Словом, это была фабрика по закатке овощей и фруктов. Сезонное производство зимних запасов на одну маленькую семью: по сорок банок расставлялось на полках кладовки. Но глубокой осенью и зимой…

О, в холодные тёмные дни эти драгоценные слитки солнечного света являлись из кладовки и открывались с почтительной нежностью, источая благоухание садов далёкого юга. Из золотого сиропа вынимался персик или черешня, ломтик груши или айвы, сливы или яблока, даря простуженному горлу и вечно заложенному носу неописуемую сладость и аромат райских угодий.

* * *

Дом стоял примечательно: во дворе кинотеатра «Молния» на Петроградской стороне. Квартира коммунальная, но малосемейная. Помимо Гуревичей в ней проживали Курицыны — дядя Паша, тётя Надя и сын их Юрка, по кличке Курицын Сын, ровесник младшего Гуревича. Третью комнату занимала милейшая и добрейшая Полина Витальевна, от которой, тем не менее, никакого продыху не было: во-первых, она вечно толклась на кухне, пекла свои пироги, во-вторых, по-соседски приглядывала за мальчиками, когда те возвращались из детского сада, а потом и из школы. Им обоим она была нужна, как собаке пятая нога: мальчики дрались, мирились, бились об заклад, ругались и снова дрались… словом, отлично ладили!

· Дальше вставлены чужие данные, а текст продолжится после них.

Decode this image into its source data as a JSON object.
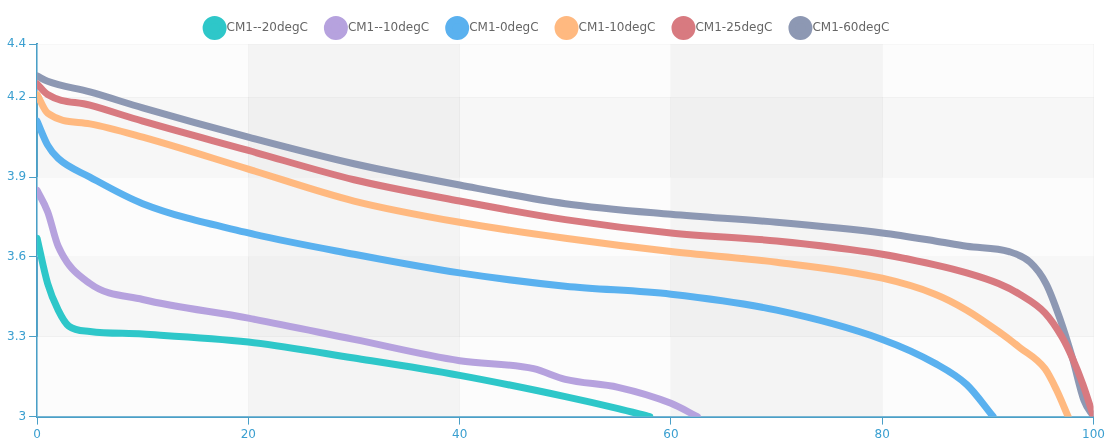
{
  "chart_data": {
    "type": "line",
    "xlim": [
      0,
      100
    ],
    "xticks": [
      0,
      20,
      40,
      60,
      80,
      100
    ],
    "ylim": [
      3,
      4.4
    ],
    "yticks": [
      3,
      3.3,
      3.6,
      3.9,
      4.2,
      4.4
    ],
    "grid": true,
    "legend": "top",
    "marker": "none",
    "line_style": "solid",
    "series": [
      {
        "name": "CM1--20degC",
        "color": "#2ec7c9",
        "x": [
          0,
          1,
          2,
          3,
          5,
          10,
          20,
          30,
          40,
          50,
          55,
          58
        ],
        "values": [
          3.67,
          3.5,
          3.4,
          3.34,
          3.32,
          3.31,
          3.28,
          3.22,
          3.155,
          3.075,
          3.03,
          3.0
        ]
      },
      {
        "name": "CM1--10degC",
        "color": "#b6a2de",
        "x": [
          0,
          1,
          2,
          5,
          10,
          20,
          30,
          40,
          47,
          50,
          55,
          60,
          62.5
        ],
        "values": [
          3.85,
          3.77,
          3.64,
          3.5,
          3.44,
          3.37,
          3.29,
          3.21,
          3.18,
          3.14,
          3.11,
          3.05,
          3.0
        ]
      },
      {
        "name": "CM1-0degC",
        "color": "#5ab1ef",
        "x": [
          0,
          1,
          2,
          5,
          10,
          20,
          30,
          40,
          50,
          60,
          70,
          80,
          85,
          88,
          90.5
        ],
        "values": [
          4.11,
          4.02,
          3.97,
          3.9,
          3.8,
          3.69,
          3.61,
          3.54,
          3.49,
          3.46,
          3.4,
          3.29,
          3.2,
          3.12,
          3.0
        ]
      },
      {
        "name": "CM1-10degC",
        "color": "#ffb980",
        "x": [
          0,
          1,
          5,
          10,
          20,
          30,
          40,
          50,
          60,
          70,
          80,
          85,
          88,
          91,
          93,
          95.4,
          96.5,
          97.6
        ],
        "values": [
          4.21,
          4.14,
          4.1,
          4.05,
          3.93,
          3.81,
          3.73,
          3.67,
          3.62,
          3.58,
          3.52,
          3.46,
          3.4,
          3.32,
          3.26,
          3.18,
          3.1,
          3.0
        ]
      },
      {
        "name": "CM1-25degC",
        "color": "#d87a80",
        "x": [
          0,
          1,
          5,
          10,
          20,
          30,
          40,
          50,
          60,
          70,
          80,
          85,
          88,
          91,
          93,
          95.4,
          97,
          98,
          99,
          100
        ],
        "values": [
          4.25,
          4.21,
          4.17,
          4.11,
          4.0,
          3.89,
          3.81,
          3.74,
          3.69,
          3.66,
          3.61,
          3.57,
          3.54,
          3.5,
          3.46,
          3.39,
          3.3,
          3.22,
          3.12,
          3.0
        ]
      },
      {
        "name": "CM1-60degC",
        "color": "#8d98b3",
        "x": [
          0,
          1,
          5,
          10,
          20,
          30,
          40,
          50,
          60,
          70,
          80,
          85,
          88,
          92,
          94,
          95.5,
          96.8,
          98,
          99.1,
          100
        ],
        "values": [
          4.28,
          4.26,
          4.22,
          4.16,
          4.05,
          3.95,
          3.87,
          3.8,
          3.76,
          3.73,
          3.69,
          3.66,
          3.64,
          3.62,
          3.58,
          3.5,
          3.37,
          3.22,
          3.06,
          3.0
        ]
      }
    ]
  }
}
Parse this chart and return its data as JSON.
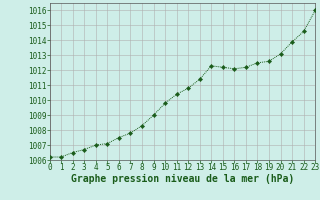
{
  "x": [
    0,
    1,
    2,
    3,
    4,
    5,
    6,
    7,
    8,
    9,
    10,
    11,
    12,
    13,
    14,
    15,
    16,
    17,
    18,
    19,
    20,
    21,
    22,
    23
  ],
  "y": [
    1006.2,
    1006.2,
    1006.5,
    1006.7,
    1007.0,
    1007.1,
    1007.5,
    1007.8,
    1008.3,
    1009.0,
    1009.8,
    1010.4,
    1010.8,
    1011.4,
    1012.3,
    1012.2,
    1012.1,
    1012.2,
    1012.5,
    1012.6,
    1013.1,
    1013.9,
    1014.6,
    1016.0
  ],
  "xlim": [
    0,
    23
  ],
  "ylim": [
    1006.0,
    1016.5
  ],
  "yticks": [
    1006,
    1007,
    1008,
    1009,
    1010,
    1011,
    1012,
    1013,
    1014,
    1015,
    1016
  ],
  "xticks": [
    0,
    1,
    2,
    3,
    4,
    5,
    6,
    7,
    8,
    9,
    10,
    11,
    12,
    13,
    14,
    15,
    16,
    17,
    18,
    19,
    20,
    21,
    22,
    23
  ],
  "xlabel": "Graphe pression niveau de la mer (hPa)",
  "line_color": "#1a5c1a",
  "marker_color": "#1a5c1a",
  "bg_color": "#ceeee8",
  "grid_color": "#b0b0b0",
  "tick_label_color": "#1a5c1a",
  "xlabel_color": "#1a5c1a",
  "xlabel_fontsize": 7.0,
  "tick_fontsize": 5.5
}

Это Полина наябедничала маме, когда младший Гуревич, окончательно изведённый Курицыным Сыном, пустил тому в глаз струю через замочную скважину. И то было не нападением, а хитроумной защитой: Юрка весь день стрелял в него водой из какой-то мерзкой резиновой пищалки. Незаметно подкрадывался, окликал и, когда сосредоточенный на игре Сеня оглядывался, прыскал тому водой прямо в морду. В конце концов разъярённый и мокрый Сеня погнался за ним по коридору, чуть не сбив с ног Полину Витальевну, а Юрка заперся в их комнате и ни на какие уговоры и клятвы пальцем не тронуть дверь не открывал.